The State of Judaea: A Retraction
Now... I'm on the right hand side of the bell curve when it comes to intelligence and problem solving abilities. I always have been. I see patterns. And a thought occurred to me. There was no way, I thought to myself, that we were ever going to be able to change Israel into a real Jewish state, where real Jewish values reigned supreme, and where the pathetic rulers of the state didn't want to rub up against the legs of the heads of the US and Europe and get petted and scritched behind the ear.
And I thought about how similar modern Israel is to the ancient kingdom of Israel, which consisted of the northern 10 tribes, and which was Jewish, but not so very Jewish. Where they prayed to God, but they also prayed to Baal, because that's what everyone did. But back then, there was another kingdom of Jews, and it was called Judah, or Judea. It was a kingdom ruled by the House of King David, where more than just lip service was given to the Torah.
Maybe, I thought, it was necessary to reverse the historical progression in order to get back to a united kingdom like that of David and Solomon. Maybe what we needed to do was create a State of Judaea in Judea, Samaria and Gaza. A state which would be a real Jewish state. Maybe that would create an example which would lead to other faithful Jews in the region joining us, and eventually bringing us back to the Torah.
I was excited about this idea, so I sat down and wrote a letter to Rabbi Kahane, detailing it.
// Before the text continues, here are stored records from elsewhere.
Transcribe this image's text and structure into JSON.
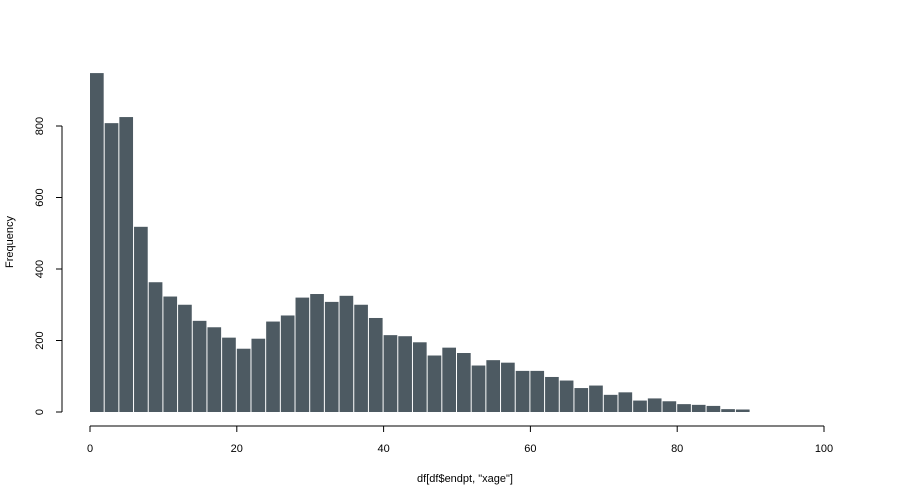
{
  "chart_data": {
    "type": "bar",
    "title": "",
    "xlabel": "df[df$endpt, \"xage\"]",
    "ylabel": "Frequency",
    "bin_width": 2,
    "bin_start": 0,
    "xlim": [
      0,
      100
    ],
    "ylim": [
      0,
      950
    ],
    "x_ticks": [
      0,
      20,
      40,
      60,
      80,
      100
    ],
    "y_ticks": [
      0,
      200,
      400,
      600,
      800
    ],
    "bar_color": "#4d5a62",
    "grid": false,
    "values": [
      948,
      808,
      825,
      518,
      363,
      323,
      300,
      255,
      237,
      208,
      177,
      205,
      253,
      270,
      320,
      330,
      308,
      325,
      300,
      263,
      215,
      212,
      195,
      158,
      180,
      165,
      130,
      145,
      138,
      115,
      115,
      98,
      88,
      67,
      74,
      48,
      55,
      32,
      38,
      30,
      22,
      20,
      17,
      8,
      7
    ]
  }
}
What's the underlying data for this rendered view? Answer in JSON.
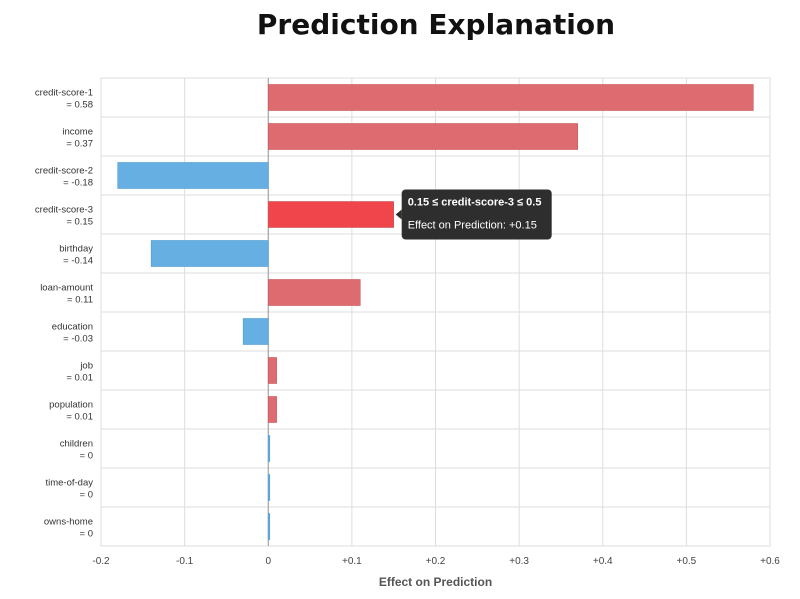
{
  "chart_data": {
    "type": "bar",
    "orientation": "horizontal",
    "title": "Prediction Explanation",
    "xlabel": "Effect on Prediction",
    "xlim": [
      -0.2,
      0.6
    ],
    "x_ticks": [
      "-0.2",
      "-0.1",
      "0",
      "+0.1",
      "+0.2",
      "+0.3",
      "+0.4",
      "+0.5",
      "+0.6"
    ],
    "grid": true,
    "categories": [
      {
        "feature": "credit-score-1",
        "value_label": "= 0.58"
      },
      {
        "feature": "income",
        "value_label": "= 0.37"
      },
      {
        "feature": "credit-score-2",
        "value_label": "= -0.18"
      },
      {
        "feature": "credit-score-3",
        "value_label": "= 0.15"
      },
      {
        "feature": "birthday",
        "value_label": "= -0.14"
      },
      {
        "feature": "loan-amount",
        "value_label": "= 0.11"
      },
      {
        "feature": "education",
        "value_label": "= -0.03"
      },
      {
        "feature": "job",
        "value_label": "= 0.01"
      },
      {
        "feature": "population",
        "value_label": "= 0.01"
      },
      {
        "feature": "children",
        "value_label": "= 0"
      },
      {
        "feature": "time-of-day",
        "value_label": "= 0"
      },
      {
        "feature": "owns-home",
        "value_label": "= 0"
      }
    ],
    "values": [
      0.58,
      0.37,
      -0.18,
      0.15,
      -0.14,
      0.11,
      -0.03,
      0.01,
      0.01,
      0.0,
      0.0,
      0.0
    ],
    "colors": {
      "positive": "#dd6b6f",
      "negative": "#66afe3",
      "highlight": "#f0454b",
      "grid": "#dddddd",
      "tooltip_bg": "#2e2e2e"
    },
    "highlighted_index": 3,
    "tooltip": {
      "title": "0.15 ≤ credit-score-3 ≤ 0.5",
      "text": "Effect on Prediction: +0.15"
    }
  }
}
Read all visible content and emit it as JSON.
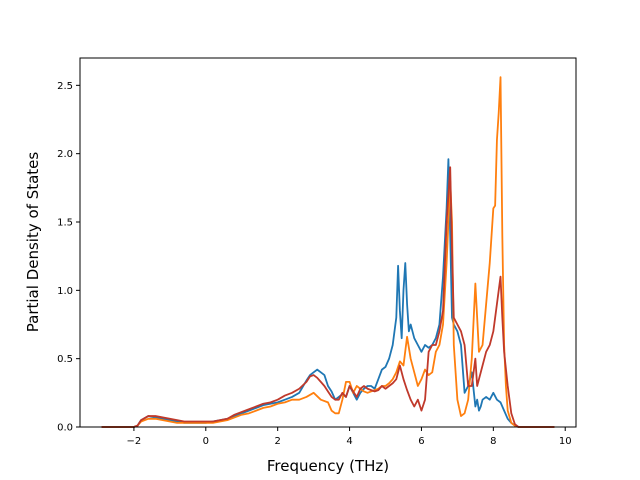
{
  "chart_data": {
    "type": "line",
    "title": "",
    "xlabel": "Frequency (THz)",
    "ylabel": "Partial Density of States",
    "xlim": [
      -3.5,
      10.3
    ],
    "ylim": [
      0.0,
      2.7
    ],
    "xticks": [
      -2,
      0,
      2,
      4,
      6,
      8,
      10
    ],
    "xtick_labels": [
      "−2",
      "0",
      "2",
      "4",
      "6",
      "8",
      "10"
    ],
    "yticks": [
      0.0,
      0.5,
      1.0,
      1.5,
      2.0,
      2.5
    ],
    "ytick_labels": [
      "0.0",
      "0.5",
      "1.0",
      "1.5",
      "2.0",
      "2.5"
    ],
    "grid": false,
    "legend": "none",
    "series": [
      {
        "color": "#1f77b4",
        "x": [
          -2.9,
          -2.5,
          -2.0,
          -1.9,
          -1.8,
          -1.6,
          -1.4,
          -1.2,
          -1.0,
          -0.8,
          -0.6,
          -0.4,
          -0.2,
          0.0,
          0.2,
          0.4,
          0.6,
          0.8,
          1.0,
          1.2,
          1.4,
          1.6,
          1.8,
          2.0,
          2.2,
          2.4,
          2.6,
          2.8,
          2.9,
          3.0,
          3.1,
          3.2,
          3.3,
          3.4,
          3.5,
          3.6,
          3.7,
          3.8,
          3.9,
          4.0,
          4.1,
          4.2,
          4.3,
          4.4,
          4.5,
          4.6,
          4.7,
          4.8,
          4.9,
          5.0,
          5.1,
          5.2,
          5.3,
          5.35,
          5.4,
          5.45,
          5.5,
          5.55,
          5.6,
          5.65,
          5.7,
          5.75,
          5.8,
          5.9,
          6.0,
          6.1,
          6.2,
          6.3,
          6.4,
          6.5,
          6.6,
          6.7,
          6.75,
          6.8,
          6.85,
          6.9,
          7.0,
          7.1,
          7.2,
          7.3,
          7.4,
          7.5,
          7.55,
          7.6,
          7.65,
          7.7,
          7.8,
          7.9,
          8.0,
          8.1,
          8.2,
          8.3,
          8.4,
          8.5,
          8.6,
          8.7,
          8.8,
          9.2,
          9.7
        ],
        "y": [
          0.0,
          0.0,
          0.0,
          0.01,
          0.05,
          0.08,
          0.07,
          0.06,
          0.05,
          0.04,
          0.03,
          0.03,
          0.03,
          0.03,
          0.04,
          0.05,
          0.06,
          0.08,
          0.1,
          0.12,
          0.14,
          0.16,
          0.17,
          0.18,
          0.2,
          0.22,
          0.25,
          0.34,
          0.38,
          0.4,
          0.42,
          0.4,
          0.38,
          0.3,
          0.26,
          0.2,
          0.22,
          0.24,
          0.22,
          0.3,
          0.25,
          0.2,
          0.25,
          0.28,
          0.3,
          0.3,
          0.28,
          0.35,
          0.42,
          0.44,
          0.5,
          0.6,
          0.8,
          1.18,
          0.85,
          0.65,
          1.0,
          1.2,
          0.9,
          0.7,
          0.75,
          0.7,
          0.65,
          0.6,
          0.55,
          0.6,
          0.58,
          0.6,
          0.65,
          0.75,
          1.1,
          1.6,
          1.96,
          1.4,
          0.8,
          0.75,
          0.7,
          0.6,
          0.25,
          0.3,
          0.4,
          0.15,
          0.2,
          0.12,
          0.15,
          0.2,
          0.22,
          0.2,
          0.25,
          0.2,
          0.18,
          0.12,
          0.06,
          0.03,
          0.01,
          0.0,
          0.0,
          0.0,
          0.0
        ]
      },
      {
        "color": "#ff7f0e",
        "x": [
          -2.9,
          -2.5,
          -2.0,
          -1.9,
          -1.8,
          -1.6,
          -1.4,
          -1.2,
          -1.0,
          -0.8,
          -0.6,
          -0.4,
          -0.2,
          0.0,
          0.2,
          0.4,
          0.6,
          0.8,
          1.0,
          1.2,
          1.4,
          1.6,
          1.8,
          2.0,
          2.2,
          2.4,
          2.6,
          2.8,
          3.0,
          3.2,
          3.4,
          3.5,
          3.6,
          3.7,
          3.8,
          3.9,
          4.0,
          4.1,
          4.2,
          4.3,
          4.4,
          4.5,
          4.6,
          4.7,
          4.8,
          4.9,
          5.0,
          5.1,
          5.2,
          5.3,
          5.4,
          5.5,
          5.6,
          5.7,
          5.8,
          5.9,
          6.0,
          6.1,
          6.2,
          6.3,
          6.4,
          6.5,
          6.6,
          6.7,
          6.8,
          6.85,
          6.9,
          7.0,
          7.1,
          7.2,
          7.3,
          7.4,
          7.5,
          7.55,
          7.6,
          7.7,
          7.8,
          7.9,
          8.0,
          8.05,
          8.1,
          8.15,
          8.2,
          8.25,
          8.3,
          8.35,
          8.4,
          8.5,
          8.6,
          8.7,
          8.8,
          9.2,
          9.7
        ],
        "y": [
          0.0,
          0.0,
          0.0,
          0.01,
          0.04,
          0.06,
          0.06,
          0.05,
          0.04,
          0.03,
          0.03,
          0.03,
          0.03,
          0.03,
          0.03,
          0.04,
          0.05,
          0.07,
          0.09,
          0.1,
          0.12,
          0.14,
          0.15,
          0.17,
          0.18,
          0.2,
          0.2,
          0.22,
          0.25,
          0.2,
          0.18,
          0.12,
          0.1,
          0.1,
          0.2,
          0.33,
          0.33,
          0.25,
          0.3,
          0.28,
          0.26,
          0.25,
          0.26,
          0.27,
          0.28,
          0.3,
          0.3,
          0.32,
          0.35,
          0.4,
          0.48,
          0.45,
          0.66,
          0.5,
          0.4,
          0.3,
          0.35,
          0.42,
          0.38,
          0.4,
          0.55,
          0.6,
          0.75,
          1.2,
          1.8,
          1.5,
          0.6,
          0.2,
          0.08,
          0.1,
          0.2,
          0.5,
          1.05,
          0.8,
          0.55,
          0.6,
          0.9,
          1.2,
          1.6,
          1.62,
          2.1,
          2.3,
          2.56,
          1.4,
          0.6,
          0.3,
          0.12,
          0.03,
          0.01,
          0.0,
          0.0,
          0.0,
          0.0
        ]
      },
      {
        "color": "#c0392b",
        "x": [
          -2.9,
          -2.5,
          -2.0,
          -1.9,
          -1.8,
          -1.6,
          -1.4,
          -1.2,
          -1.0,
          -0.8,
          -0.6,
          -0.4,
          -0.2,
          0.0,
          0.2,
          0.4,
          0.6,
          0.8,
          1.0,
          1.2,
          1.4,
          1.6,
          1.8,
          2.0,
          2.2,
          2.4,
          2.6,
          2.8,
          2.9,
          3.0,
          3.1,
          3.2,
          3.3,
          3.4,
          3.5,
          3.6,
          3.7,
          3.8,
          3.9,
          4.0,
          4.1,
          4.2,
          4.3,
          4.4,
          4.5,
          4.6,
          4.7,
          4.8,
          4.9,
          5.0,
          5.1,
          5.2,
          5.3,
          5.4,
          5.5,
          5.6,
          5.7,
          5.8,
          5.9,
          6.0,
          6.1,
          6.2,
          6.3,
          6.4,
          6.5,
          6.6,
          6.7,
          6.75,
          6.8,
          6.85,
          6.9,
          7.0,
          7.1,
          7.2,
          7.3,
          7.4,
          7.5,
          7.55,
          7.6,
          7.7,
          7.8,
          7.9,
          8.0,
          8.1,
          8.2,
          8.25,
          8.3,
          8.4,
          8.5,
          8.6,
          8.7,
          8.8,
          9.2,
          9.7
        ],
        "y": [
          0.0,
          0.0,
          0.0,
          0.01,
          0.05,
          0.08,
          0.08,
          0.07,
          0.06,
          0.05,
          0.04,
          0.04,
          0.04,
          0.04,
          0.04,
          0.05,
          0.06,
          0.09,
          0.11,
          0.13,
          0.15,
          0.17,
          0.18,
          0.2,
          0.23,
          0.25,
          0.28,
          0.33,
          0.37,
          0.38,
          0.36,
          0.33,
          0.3,
          0.26,
          0.22,
          0.2,
          0.2,
          0.25,
          0.22,
          0.3,
          0.26,
          0.22,
          0.28,
          0.3,
          0.28,
          0.27,
          0.26,
          0.27,
          0.3,
          0.28,
          0.3,
          0.32,
          0.35,
          0.45,
          0.35,
          0.27,
          0.2,
          0.15,
          0.2,
          0.12,
          0.2,
          0.55,
          0.6,
          0.6,
          0.7,
          0.85,
          1.5,
          1.7,
          1.9,
          1.3,
          0.8,
          0.75,
          0.7,
          0.6,
          0.3,
          0.3,
          0.5,
          0.3,
          0.35,
          0.45,
          0.55,
          0.6,
          0.7,
          0.9,
          1.1,
          0.8,
          0.55,
          0.3,
          0.1,
          0.02,
          0.0,
          0.0,
          0.0,
          0.0
        ]
      }
    ]
  }
}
That was about 1983 or so. In 1987, I made aliya, and in January 1989, a kenes (convention?) was held in the Binyanei HaUmma convention center to declare the State of Judaea. I never spoke with Rabbi Kahane about whether he had thought of it before I'd written to him, because it didn't really matter. I was just glad to see things getting under way.
The gathering was a little disappointing. Rabbi Kahane stood up and said, "We don't want there to be a State of Judaea. We want Israel to annex the territories. But immediately after he spoke, another rabbi there stood and said, "I disagree. I think we should have a State of Judaea, period. Let us annex Israel eventually." He got quite a round of applause for that.
Well, the idea never really went anywhere. It was never really taken seriously. And now... I want to retract the idea altogether, for whatever good that'll do. Because you see, my basic premise is no longer true. My basic premise was that there was no way the modern State of Israel would ever be brought around to be a real Jewish state. A state with a truly Jewish outlook. But that was before Moshe Feiglin and Manhigut Yehudit arrived on the scene. Now we really do have a chance of turning Israel around. And that being the case, the State of Judaea is wholly unnecessary.